In the case of both Pitt and Affleck, it was Dominik’s debut film Chopper (2000) that convinced them to join up with the kiwi-born director on this elegiac journey. Ironically, that film also dealt with an infamous criminal, in the shape of Australian thug Mark Brandon Read, who was similarly obsessed with his own mythology. “I guess there are similarities between the two movies,” admits Dominik. “In Chopper’s case, celebrity was not necessarily such a bad thing for him. He was a person who wanted attention and in getting it, it seemed to heal him in some way. But I’m not sure if this movie has that much to say about celebrity.”

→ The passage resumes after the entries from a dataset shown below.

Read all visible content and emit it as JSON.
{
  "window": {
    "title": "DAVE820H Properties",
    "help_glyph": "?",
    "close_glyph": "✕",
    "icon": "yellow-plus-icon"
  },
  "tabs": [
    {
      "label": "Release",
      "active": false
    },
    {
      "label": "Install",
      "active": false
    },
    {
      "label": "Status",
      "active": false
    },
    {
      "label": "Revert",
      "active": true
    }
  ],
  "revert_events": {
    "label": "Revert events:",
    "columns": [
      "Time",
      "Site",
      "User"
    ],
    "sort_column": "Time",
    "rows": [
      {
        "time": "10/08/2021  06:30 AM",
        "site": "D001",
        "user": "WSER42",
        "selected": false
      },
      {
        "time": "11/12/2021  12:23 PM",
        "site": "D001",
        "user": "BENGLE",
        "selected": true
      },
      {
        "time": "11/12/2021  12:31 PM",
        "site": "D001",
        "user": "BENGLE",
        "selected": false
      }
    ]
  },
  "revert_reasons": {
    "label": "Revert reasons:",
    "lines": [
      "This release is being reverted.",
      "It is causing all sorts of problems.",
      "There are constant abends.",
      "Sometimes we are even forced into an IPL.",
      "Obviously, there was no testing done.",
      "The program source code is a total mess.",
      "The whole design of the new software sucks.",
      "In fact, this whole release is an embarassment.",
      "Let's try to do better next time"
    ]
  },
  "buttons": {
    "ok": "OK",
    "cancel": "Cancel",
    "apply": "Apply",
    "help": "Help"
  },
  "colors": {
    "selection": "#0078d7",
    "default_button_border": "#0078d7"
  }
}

If anything, you might say the film is more a meditation on the nature of isolation as much as anything else. “What I really liked about the movie is the people struggle with themselves more than they do with each other, and they don’t really see each other,” says Dominik. “Bob is a person who imagines that he was Jesse James it would be like armour that would protect him from his hurt feelings and I think that Jesse looks at the situation from the opposite angle. The armour is the thing that keeps him locked away from everybody else. But it’s an unusual relationship.”

Indeed, despite all the trappings, it may not even be a western. “Andrew once said it was more of a gangster film than a western and I think that’s more apropos,” says Pitt. That said, following dozens of actors, from Tyrone Power to Colin Farrell, who have previously played the role of Jesse James, Pitt was aware of the tradition he was steeped in. “I think it may be true that there’s no other character that’s been portrayed more often in a film,” he says. “And apparently no Jesse James film has ever lost money,” Will this be the same? With an estimated budget of some $30 million, this most certainly remains to be seen.